The General Funds revenue estimates included in the State’s annual budgets are based on corporate and individual income tax revenue net of amounts diverted to the Income Tax Refund Fund to pay for anticipated refunds. Each year diversion rates, known as Refund Fund rates, are determined in order to repay expected overpayment of taxes by individuals and businesses. The higher the Refund Fund rates are set, the less revenue is available to support the State’s regular General Funds expenditures.

Under the Illinois Income Tax Act, any surplus in the Income Tax Refund Fund is required to be transferred to the General Funds at the beginning of the next fiscal year. If approved refunds remain unpaid at the end of the year, diversions from the next year’s income tax receipts are then used to pay any backlog of unpaid refunds.

The chart to the right shows the Refund Fund rates for each year from FY2008 through FY2015 and the backlog of unpaid refunds for each year.

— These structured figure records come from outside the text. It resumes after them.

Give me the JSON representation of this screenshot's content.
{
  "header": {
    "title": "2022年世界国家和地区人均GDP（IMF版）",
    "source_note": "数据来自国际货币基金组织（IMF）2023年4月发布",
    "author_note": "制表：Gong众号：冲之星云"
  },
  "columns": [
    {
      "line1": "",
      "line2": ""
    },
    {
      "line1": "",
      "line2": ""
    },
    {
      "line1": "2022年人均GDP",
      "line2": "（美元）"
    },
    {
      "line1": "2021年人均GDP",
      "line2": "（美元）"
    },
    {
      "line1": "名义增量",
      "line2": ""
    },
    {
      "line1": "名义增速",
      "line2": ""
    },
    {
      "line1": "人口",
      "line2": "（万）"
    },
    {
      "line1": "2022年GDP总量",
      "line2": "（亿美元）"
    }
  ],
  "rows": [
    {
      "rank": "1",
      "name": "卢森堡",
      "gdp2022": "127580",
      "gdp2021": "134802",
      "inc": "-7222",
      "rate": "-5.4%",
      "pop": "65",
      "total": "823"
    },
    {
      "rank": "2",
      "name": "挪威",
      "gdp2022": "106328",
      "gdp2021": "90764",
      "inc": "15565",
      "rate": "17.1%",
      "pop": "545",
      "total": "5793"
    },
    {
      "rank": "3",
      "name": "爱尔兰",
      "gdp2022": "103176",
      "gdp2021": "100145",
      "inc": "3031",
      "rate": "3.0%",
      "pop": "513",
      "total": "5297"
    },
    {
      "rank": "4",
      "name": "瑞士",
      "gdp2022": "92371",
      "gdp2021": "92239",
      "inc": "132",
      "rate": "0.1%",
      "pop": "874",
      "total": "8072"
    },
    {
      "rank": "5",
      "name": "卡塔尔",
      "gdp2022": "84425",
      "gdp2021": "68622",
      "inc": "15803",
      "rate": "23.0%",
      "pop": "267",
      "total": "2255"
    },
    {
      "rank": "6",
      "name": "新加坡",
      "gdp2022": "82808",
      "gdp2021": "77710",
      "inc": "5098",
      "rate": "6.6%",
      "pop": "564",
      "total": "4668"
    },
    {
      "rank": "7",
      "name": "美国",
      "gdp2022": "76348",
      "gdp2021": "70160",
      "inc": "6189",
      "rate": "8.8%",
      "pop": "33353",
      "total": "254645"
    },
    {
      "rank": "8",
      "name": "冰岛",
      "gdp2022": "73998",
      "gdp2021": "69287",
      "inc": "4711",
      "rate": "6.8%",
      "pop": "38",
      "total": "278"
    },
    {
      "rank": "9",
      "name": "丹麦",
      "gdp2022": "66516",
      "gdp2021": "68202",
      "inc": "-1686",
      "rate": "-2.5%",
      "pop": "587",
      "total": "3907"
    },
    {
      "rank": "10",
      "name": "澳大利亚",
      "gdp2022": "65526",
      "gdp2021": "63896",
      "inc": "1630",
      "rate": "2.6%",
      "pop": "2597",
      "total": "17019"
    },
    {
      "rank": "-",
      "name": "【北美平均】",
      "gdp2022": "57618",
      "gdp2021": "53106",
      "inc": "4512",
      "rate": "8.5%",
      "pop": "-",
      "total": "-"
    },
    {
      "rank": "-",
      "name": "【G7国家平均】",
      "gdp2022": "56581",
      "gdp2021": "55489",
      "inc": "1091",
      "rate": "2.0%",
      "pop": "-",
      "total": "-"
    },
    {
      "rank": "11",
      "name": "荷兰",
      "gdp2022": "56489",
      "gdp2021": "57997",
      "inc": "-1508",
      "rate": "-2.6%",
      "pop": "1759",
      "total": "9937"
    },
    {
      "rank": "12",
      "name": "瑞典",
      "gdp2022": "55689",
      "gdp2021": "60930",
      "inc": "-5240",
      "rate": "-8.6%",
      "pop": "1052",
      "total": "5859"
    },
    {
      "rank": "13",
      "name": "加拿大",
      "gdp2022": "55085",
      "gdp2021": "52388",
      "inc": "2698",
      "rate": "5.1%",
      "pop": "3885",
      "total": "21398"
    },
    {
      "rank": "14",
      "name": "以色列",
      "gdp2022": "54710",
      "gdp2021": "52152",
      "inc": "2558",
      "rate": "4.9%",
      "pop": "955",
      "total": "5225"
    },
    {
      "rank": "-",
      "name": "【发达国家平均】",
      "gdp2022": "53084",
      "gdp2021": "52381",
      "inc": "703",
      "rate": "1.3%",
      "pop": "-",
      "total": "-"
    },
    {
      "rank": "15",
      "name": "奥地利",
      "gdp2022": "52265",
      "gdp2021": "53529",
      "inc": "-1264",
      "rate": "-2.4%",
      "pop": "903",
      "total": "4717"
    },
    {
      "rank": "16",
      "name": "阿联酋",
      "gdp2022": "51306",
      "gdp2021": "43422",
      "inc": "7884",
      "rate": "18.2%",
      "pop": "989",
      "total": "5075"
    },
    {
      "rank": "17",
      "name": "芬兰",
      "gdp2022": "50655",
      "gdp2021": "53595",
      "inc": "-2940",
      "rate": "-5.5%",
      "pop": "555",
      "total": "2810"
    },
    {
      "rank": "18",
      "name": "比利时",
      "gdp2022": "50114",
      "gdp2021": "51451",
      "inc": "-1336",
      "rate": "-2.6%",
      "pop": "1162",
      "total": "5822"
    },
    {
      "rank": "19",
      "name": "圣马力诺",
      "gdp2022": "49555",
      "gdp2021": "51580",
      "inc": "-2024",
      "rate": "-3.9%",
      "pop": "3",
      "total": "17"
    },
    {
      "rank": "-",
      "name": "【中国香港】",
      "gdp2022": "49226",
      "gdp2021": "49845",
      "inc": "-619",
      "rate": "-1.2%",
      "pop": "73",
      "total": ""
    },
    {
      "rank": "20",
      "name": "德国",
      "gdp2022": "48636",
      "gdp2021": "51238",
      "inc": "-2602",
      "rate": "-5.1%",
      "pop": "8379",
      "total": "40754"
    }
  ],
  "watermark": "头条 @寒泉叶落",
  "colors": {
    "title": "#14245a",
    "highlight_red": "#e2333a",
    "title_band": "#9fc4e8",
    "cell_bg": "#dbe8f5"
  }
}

Refund Fund rates in the chart were set by Illinois General Assembly as part of the annual budget process. If the rates are not set legislatively prior to each year they are then determined by statutory formula. The formula calls for total refunds paid to be added to the refunds approved but unpaid at the end of the year and divides that sum by the gross receipts. The last time the rates were set using the formula was FY1998.

In FY2014 the legislature set the individual income tax Refund Fund rate at 9.5% and in FY2015 the rate was increased to 10.0%.
Corporate income taxes were diverted for refunds at a rate of 13.4% in FY2014, which is increased to 14.0% in FY2015.

The rates were previously lowered in FY2014 in response to the
surplus of $397 million that existed at the end of FY2013. In FY2013
the rates were 9.75% for individual income taxes and 14.0% for corporate income taxes.

Despite the surplus in FY2014, the FY2015 rates are increased due to the partial rollback of the income tax increase that takes place halfway through the fiscal year. On January 1, 2015 the individual income tax rate is reduced to 3.75% from 5.0% and the corporate income tax rate declines to 5.25% from 7.0%.

The midyear decline in gross income tax receipts that is expected in FY2015 due to the lower rates will lead to demand for some larger refunds based on the higher tax rate at the beginning of the year. Some of the refunds from the beginning of the year will be paid through diverted funds from a lower amount collected in the second half of the year. By diverting revenues at the higher refund rates in FY2015, which was also proposed in the Governor’s recommended FY2015 budget, the State aims to avoid increasing the backlog of unpaid refunds at the end of the fiscal year.